If there is no weight on the scale and it displays 0.00g then a number of circumstances can give the scale the impression there's some minute weight on or off it. At this rate of sensitivity, even blowing your nose near to the scale can make the scale sense the air movement and translate this into a temporary "weight".

But even though one wants the scale to ignore such tiny differences at 0.00g it is still necessary to display all minute changes when one is actually weighing off something. For instance, when measuring off an exact 14.00g of dose into a filter basket, one does want to see the numbers reflect the tiniest pinch of extra grinds added or taken off the dose.

The video above shows my checking this out and below is a quote from the message by Rex Tseng:

The tracking option in the settings menu is a technology for acaia scales to remain stable at zero. 

Here are some backgrounds of the weighing definitions:

min = minimum starting weight
d = minimum increment of the scale
max = maximum weighing capacity
e = margin of error

for the acaia Pearl (1.74)
min = 0.3g
d = 0.1g
max = 2000g

For all the scales / balances, the weighing result will drift over time due to many different reasons. The ‘zero’ point (0.0g) will drift, especially over a span of time. It could be heating from the electronics, can be the ambient noise, can be the room temperature changes, or simply because of a cheap / poor load cell sensor.

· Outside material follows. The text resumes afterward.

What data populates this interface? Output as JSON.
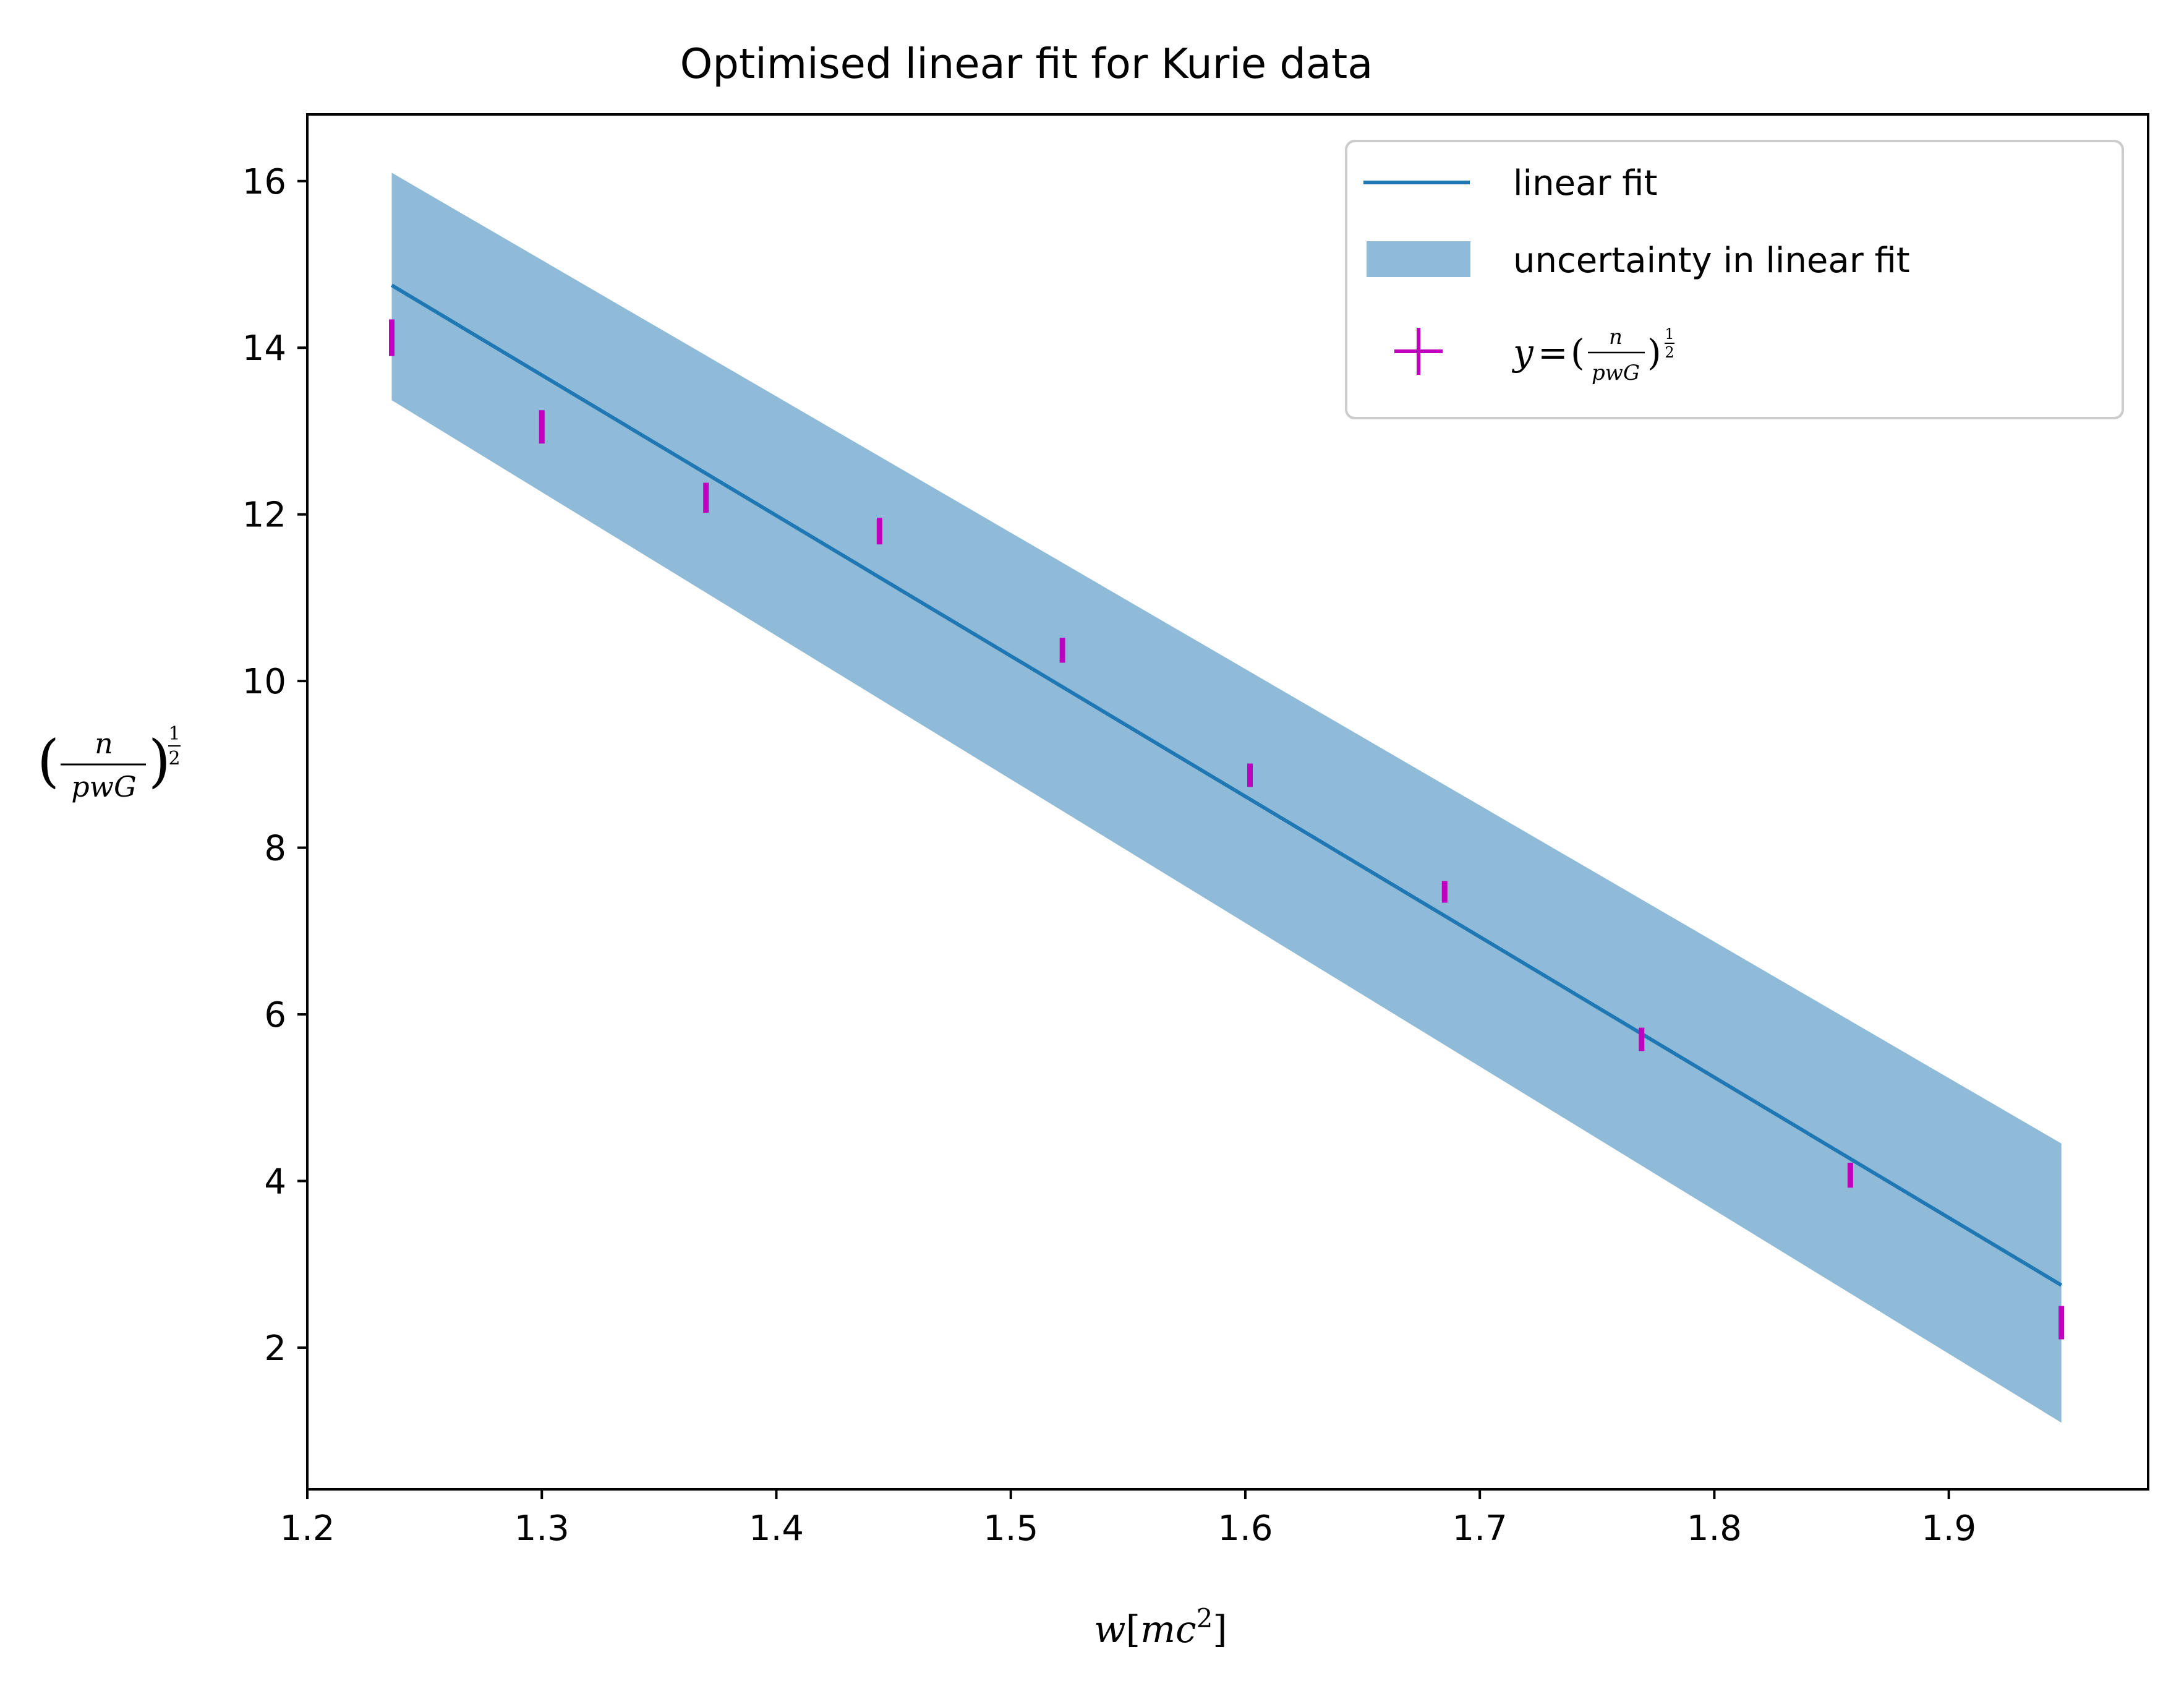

The zero tracking mechanism in acaia is designed so that it will track the zero point within certain criteria to allow the zero point to remain stable over the time span. For example, 

When the zero tracking range is set at 2d (2*0.1g = 0.2g) in the option menu:

If the zero point drifts from 0.0g to 0.1g (it can be a drift or putting a weight of 0.1g on the Pearl), it will be ‘tracked’ and the scale will read 0.0g. 

If the zero point drifts from 0.0g to 0.3g (it can be a weight of 0.3g on the Pearl), it will not be tracked and deemed as an object on the Pearl. 

This zero tracking allow the Pearl to perform long time consistency for the starting zero point. 

The zero tracking mechanism will NOT operate if there is any weight on top of it, it only operates around 0.0g. So if you put a 10g weight on the Pearl, and add 0.2g on the Pearl, it will show 10.2g. 

If you try with other low-end scale in the market, you will notice that if you turn on the scale for period of time without weighing, it will read from 0.0g to any numbers like +- 0.5. That’s also one reason low-end scales need to have an auto off set at 1 minute, in order not to show its unstableness. Another reason for low-end scale to set the min = 2g  (even though d=0.1g), is also because they were not able track the zero point, so they will ignore anything below 2g at zero point. 

So if you want to see the most responsive weighing result, you can make the zero tracking to 1d or OFF, the trade off will be a less stable zero point.